«Sag einfach Jena-Marie!»
Ihr Lachen haut einen um. Es kommt aus tiefstem Herzen. Obwohl dieses Herz viele Jahre gefangen war, seine wahren Gefühle versteckte. Stark. Diese unterdrückte Energie will jetzt raus und steckt an. Das ist die Geschichte von Jena-Marie, Helvetia Mitarbeiterin.

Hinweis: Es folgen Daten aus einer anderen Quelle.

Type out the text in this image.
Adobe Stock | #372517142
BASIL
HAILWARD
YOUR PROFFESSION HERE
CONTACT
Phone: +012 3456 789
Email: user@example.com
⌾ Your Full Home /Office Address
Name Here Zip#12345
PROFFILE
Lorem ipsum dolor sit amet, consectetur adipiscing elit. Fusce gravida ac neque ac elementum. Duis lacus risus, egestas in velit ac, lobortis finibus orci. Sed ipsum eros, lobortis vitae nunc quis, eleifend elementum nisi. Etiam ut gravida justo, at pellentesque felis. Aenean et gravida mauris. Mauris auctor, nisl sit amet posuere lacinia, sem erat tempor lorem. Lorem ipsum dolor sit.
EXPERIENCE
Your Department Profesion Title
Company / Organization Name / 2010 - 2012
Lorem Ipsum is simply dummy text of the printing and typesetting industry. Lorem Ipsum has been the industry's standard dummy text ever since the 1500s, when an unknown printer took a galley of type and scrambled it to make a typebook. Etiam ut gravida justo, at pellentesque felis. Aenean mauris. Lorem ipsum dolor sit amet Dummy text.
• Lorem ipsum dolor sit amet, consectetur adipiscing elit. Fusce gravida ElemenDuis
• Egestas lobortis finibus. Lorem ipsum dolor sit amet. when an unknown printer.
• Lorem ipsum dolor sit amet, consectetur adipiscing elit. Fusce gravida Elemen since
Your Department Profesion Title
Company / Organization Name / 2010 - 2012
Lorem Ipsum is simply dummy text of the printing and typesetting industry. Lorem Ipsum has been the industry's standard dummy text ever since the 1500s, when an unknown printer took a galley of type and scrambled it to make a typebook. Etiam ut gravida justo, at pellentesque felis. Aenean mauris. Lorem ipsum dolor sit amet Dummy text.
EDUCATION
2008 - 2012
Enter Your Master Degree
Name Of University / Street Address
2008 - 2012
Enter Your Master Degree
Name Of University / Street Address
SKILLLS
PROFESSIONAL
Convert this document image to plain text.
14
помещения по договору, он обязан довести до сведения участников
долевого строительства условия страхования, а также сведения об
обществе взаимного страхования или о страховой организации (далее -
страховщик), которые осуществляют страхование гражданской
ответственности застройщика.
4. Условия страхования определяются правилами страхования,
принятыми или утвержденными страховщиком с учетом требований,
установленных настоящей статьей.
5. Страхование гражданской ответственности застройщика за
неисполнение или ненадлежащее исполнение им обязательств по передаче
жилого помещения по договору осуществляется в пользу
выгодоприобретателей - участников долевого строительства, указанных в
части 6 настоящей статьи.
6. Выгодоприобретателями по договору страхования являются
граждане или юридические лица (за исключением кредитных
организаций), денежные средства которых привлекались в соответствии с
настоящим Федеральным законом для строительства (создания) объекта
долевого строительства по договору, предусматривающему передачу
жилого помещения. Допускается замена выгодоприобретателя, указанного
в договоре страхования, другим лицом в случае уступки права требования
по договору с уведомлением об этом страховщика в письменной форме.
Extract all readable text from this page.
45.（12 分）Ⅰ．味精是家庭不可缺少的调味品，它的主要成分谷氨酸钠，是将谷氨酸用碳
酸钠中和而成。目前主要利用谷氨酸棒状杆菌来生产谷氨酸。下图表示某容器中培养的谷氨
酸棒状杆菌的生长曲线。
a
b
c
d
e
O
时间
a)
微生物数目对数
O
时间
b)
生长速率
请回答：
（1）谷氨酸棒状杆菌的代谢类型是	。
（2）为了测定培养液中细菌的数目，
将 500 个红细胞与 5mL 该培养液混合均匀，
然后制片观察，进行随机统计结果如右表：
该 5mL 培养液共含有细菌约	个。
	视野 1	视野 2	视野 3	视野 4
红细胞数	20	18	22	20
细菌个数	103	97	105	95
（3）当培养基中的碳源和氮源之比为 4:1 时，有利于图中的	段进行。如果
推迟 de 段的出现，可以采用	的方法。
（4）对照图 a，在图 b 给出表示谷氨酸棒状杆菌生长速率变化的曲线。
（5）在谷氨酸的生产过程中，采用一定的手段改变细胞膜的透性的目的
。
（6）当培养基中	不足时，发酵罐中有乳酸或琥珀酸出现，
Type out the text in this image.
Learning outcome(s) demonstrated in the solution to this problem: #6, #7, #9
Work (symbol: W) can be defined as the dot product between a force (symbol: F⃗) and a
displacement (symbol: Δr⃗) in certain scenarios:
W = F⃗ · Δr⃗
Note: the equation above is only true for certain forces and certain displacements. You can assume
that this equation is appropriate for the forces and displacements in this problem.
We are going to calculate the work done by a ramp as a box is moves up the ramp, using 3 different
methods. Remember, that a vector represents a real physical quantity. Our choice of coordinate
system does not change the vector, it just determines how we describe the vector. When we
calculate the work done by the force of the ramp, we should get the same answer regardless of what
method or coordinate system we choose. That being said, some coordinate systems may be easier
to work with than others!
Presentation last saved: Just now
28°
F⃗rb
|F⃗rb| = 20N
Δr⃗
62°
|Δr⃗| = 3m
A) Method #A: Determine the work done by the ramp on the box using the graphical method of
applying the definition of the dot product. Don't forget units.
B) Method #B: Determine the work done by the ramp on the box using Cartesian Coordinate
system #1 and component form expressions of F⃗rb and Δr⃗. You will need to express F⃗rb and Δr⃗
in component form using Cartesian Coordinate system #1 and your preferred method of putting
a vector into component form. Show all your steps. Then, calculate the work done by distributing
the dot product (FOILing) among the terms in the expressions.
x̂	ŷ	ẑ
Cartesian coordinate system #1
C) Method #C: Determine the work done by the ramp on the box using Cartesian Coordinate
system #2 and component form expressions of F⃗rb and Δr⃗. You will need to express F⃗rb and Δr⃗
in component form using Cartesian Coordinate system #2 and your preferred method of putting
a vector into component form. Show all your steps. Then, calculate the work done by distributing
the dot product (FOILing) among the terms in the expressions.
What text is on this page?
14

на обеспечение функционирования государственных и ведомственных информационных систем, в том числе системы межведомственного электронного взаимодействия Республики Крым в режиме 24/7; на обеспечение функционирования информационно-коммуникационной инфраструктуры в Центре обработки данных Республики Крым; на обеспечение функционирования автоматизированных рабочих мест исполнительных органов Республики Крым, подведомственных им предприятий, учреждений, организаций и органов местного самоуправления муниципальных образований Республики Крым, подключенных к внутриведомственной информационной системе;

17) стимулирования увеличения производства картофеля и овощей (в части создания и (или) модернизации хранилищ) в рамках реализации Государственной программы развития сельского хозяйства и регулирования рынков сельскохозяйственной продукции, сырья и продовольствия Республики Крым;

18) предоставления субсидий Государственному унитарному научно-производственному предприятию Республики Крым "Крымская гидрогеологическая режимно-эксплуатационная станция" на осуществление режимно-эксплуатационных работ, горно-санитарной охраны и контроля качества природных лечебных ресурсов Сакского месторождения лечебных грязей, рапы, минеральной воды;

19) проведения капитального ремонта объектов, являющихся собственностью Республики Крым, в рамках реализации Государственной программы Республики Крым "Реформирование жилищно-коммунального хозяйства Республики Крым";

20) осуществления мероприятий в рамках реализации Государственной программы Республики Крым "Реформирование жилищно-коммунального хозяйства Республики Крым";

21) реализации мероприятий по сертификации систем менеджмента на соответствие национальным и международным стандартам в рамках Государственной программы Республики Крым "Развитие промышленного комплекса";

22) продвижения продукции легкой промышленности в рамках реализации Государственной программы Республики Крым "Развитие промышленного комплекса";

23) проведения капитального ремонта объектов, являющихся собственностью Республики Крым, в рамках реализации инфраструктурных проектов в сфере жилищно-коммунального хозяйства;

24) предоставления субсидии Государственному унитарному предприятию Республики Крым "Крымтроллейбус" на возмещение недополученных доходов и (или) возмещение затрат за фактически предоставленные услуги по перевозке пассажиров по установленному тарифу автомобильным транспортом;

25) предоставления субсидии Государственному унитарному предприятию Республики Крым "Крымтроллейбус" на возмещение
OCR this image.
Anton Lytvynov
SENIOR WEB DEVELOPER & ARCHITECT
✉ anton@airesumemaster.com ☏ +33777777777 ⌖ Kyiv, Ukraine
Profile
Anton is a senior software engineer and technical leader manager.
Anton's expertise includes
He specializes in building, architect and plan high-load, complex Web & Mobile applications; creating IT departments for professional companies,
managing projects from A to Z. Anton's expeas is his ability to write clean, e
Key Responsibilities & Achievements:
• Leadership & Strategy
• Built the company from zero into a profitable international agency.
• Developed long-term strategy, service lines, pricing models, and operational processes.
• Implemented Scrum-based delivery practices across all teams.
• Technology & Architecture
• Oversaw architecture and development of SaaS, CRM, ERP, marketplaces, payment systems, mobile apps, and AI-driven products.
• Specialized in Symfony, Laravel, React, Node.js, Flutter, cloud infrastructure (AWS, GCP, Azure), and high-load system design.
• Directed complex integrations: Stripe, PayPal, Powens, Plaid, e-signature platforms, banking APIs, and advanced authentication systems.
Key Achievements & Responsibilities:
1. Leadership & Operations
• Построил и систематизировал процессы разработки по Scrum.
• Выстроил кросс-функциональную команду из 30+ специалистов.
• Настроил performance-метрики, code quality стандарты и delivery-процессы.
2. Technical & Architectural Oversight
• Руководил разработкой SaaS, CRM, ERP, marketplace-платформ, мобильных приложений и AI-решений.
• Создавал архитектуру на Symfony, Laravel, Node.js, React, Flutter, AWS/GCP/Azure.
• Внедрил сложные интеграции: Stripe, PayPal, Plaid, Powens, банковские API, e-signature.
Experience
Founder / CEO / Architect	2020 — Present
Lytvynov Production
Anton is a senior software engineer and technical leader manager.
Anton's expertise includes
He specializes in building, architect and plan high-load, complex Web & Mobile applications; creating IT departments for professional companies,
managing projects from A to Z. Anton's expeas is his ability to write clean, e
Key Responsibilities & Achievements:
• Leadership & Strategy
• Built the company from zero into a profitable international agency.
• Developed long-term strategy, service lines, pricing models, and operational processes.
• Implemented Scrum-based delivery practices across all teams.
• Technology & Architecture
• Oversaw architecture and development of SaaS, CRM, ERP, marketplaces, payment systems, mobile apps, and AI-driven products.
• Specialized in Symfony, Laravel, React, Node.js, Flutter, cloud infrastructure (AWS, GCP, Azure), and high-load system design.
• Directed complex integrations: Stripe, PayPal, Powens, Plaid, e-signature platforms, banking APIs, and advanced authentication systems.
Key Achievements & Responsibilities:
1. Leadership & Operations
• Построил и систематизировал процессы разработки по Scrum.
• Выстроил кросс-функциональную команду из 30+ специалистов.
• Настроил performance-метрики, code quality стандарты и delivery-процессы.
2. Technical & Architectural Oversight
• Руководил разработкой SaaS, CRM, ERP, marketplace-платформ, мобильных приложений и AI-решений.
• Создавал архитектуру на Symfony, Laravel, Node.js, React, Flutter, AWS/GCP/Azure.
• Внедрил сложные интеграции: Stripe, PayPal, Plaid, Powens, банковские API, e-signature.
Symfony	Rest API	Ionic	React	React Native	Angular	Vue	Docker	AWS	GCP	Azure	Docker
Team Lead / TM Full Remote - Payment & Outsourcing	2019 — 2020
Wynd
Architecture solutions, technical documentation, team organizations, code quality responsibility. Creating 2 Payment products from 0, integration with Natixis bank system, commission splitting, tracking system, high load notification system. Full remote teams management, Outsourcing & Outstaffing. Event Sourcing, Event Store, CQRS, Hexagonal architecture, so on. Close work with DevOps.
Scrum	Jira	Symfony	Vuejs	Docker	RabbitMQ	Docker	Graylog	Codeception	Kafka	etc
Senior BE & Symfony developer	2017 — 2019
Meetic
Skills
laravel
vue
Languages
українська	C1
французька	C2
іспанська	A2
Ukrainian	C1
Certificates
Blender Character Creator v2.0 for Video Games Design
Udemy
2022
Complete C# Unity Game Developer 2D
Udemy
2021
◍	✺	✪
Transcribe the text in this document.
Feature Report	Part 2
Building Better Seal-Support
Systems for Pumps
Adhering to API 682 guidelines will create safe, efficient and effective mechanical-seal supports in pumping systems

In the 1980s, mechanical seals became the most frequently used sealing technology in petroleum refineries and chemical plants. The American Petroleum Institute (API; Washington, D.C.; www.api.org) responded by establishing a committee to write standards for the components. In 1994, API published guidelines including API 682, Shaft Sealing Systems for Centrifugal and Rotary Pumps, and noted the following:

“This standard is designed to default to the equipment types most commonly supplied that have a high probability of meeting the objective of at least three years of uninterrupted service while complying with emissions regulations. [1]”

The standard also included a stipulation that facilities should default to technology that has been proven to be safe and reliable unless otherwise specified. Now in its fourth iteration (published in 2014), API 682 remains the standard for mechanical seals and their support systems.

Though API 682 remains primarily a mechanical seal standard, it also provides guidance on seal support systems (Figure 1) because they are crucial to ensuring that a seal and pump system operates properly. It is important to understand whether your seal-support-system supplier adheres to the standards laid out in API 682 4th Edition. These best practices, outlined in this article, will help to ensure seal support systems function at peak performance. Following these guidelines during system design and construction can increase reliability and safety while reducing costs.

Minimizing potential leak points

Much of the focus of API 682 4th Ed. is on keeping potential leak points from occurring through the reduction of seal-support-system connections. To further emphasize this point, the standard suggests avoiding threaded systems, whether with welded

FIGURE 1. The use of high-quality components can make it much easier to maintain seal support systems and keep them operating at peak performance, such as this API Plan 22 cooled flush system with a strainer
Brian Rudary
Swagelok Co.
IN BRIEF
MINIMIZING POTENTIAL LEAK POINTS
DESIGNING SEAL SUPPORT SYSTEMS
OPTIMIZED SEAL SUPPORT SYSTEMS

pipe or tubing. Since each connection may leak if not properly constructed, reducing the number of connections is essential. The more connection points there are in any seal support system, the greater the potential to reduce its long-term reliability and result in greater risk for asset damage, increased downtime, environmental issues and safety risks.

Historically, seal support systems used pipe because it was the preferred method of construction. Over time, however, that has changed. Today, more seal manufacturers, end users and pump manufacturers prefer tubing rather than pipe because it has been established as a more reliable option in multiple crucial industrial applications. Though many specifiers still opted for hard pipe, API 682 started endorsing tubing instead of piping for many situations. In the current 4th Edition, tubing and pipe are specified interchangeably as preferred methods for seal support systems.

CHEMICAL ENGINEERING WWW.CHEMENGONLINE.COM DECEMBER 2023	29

Text Isabella Awad Fotos Dan Cermak, Zürich
Jena-Marie Bosselmann arbeitet bei Helvetia bei Special Portfolio Claims und reguliert dort Schäden vor allem im Bereich der globalen Recycling-Industrie und auch Cyberversicherung. Das ist ihr Beruf und ihre Passion. Vor 30 Jahren ist sie in das Metier der Schadenbearbeitung eingestiegen. Vor drei Jahren hiess Jena-Marie noch Jens und lebte als Mann.
Jens
Jens ist 1966 in Freiburg (D) geboren, hat dort die Schulen besucht, Matura gemacht und sich später für den Zivildienst entschieden – 20 Monate Altenpflege. Das Thema «Arbeiten mit Menschen» interessierte ihn und so liess er sich zum Versicherungskaufmann ausbilden.
Jena-Marie
Ich habe wenig Erinnerungen an meine Kindheit. In der Pubertät habe ich gespürt, dass ich «anders» bin. Ich spielte und unterhielt mich gerne mit Mädchen. Technik hat mich gleichermassen fasziniert wie schöne Klamotten, Farben und Schminke.
Jens
Mit einem der besten Abschlüsse seines Jahrgangs ergatterte Jens sich eine Traineestelle und suchte sich Kiel als Arbeitsort aus. Adieu Heimat, rauf ans Meer!
Jena-Marie
Ich wollte es «wegdrücken», doch es kam immer wieder hoch. Ich hatte Angst, darüber zu reden – kam hinzu, dass in den 1980ern niemand Begriffe wie Transgender kannte, es weder Internet noch sonstige Informationsstellen gab. Ich wusste ja selbst nicht, was mit mir passiert – in welchen Worten es also anderen erklären? Nach Kiel zu ziehen, war für mich eine Befreiung. Da habe ich im Kleinen angefangen, mein zweites Leben zu führen.
Jens
Jahre später heiratete Jens und hatte als Schadeninspektor in Berlin Erfolg. Da packte ihn die Lust, sich mit 31 seinen Traum zu erfüllen: ein Architekturstudium. Nach dem Abschluss im Jahr 2002 mangelte es jedoch an Stellen und er arbeitete ein paar Jahre selbstständig, spezialisierte sich auf Schäden am Hochbau. 2007 startete er bei Nationale Suisse im Schaden für technische Versicherungen und zog nach Basel. Inzwischen geschieden und allein. Jens liebte die Musik. Ihr konnte er sich immer hingeben und fühlte sich gut dabei. Hauptsache Electro, auch Motown oder R & B.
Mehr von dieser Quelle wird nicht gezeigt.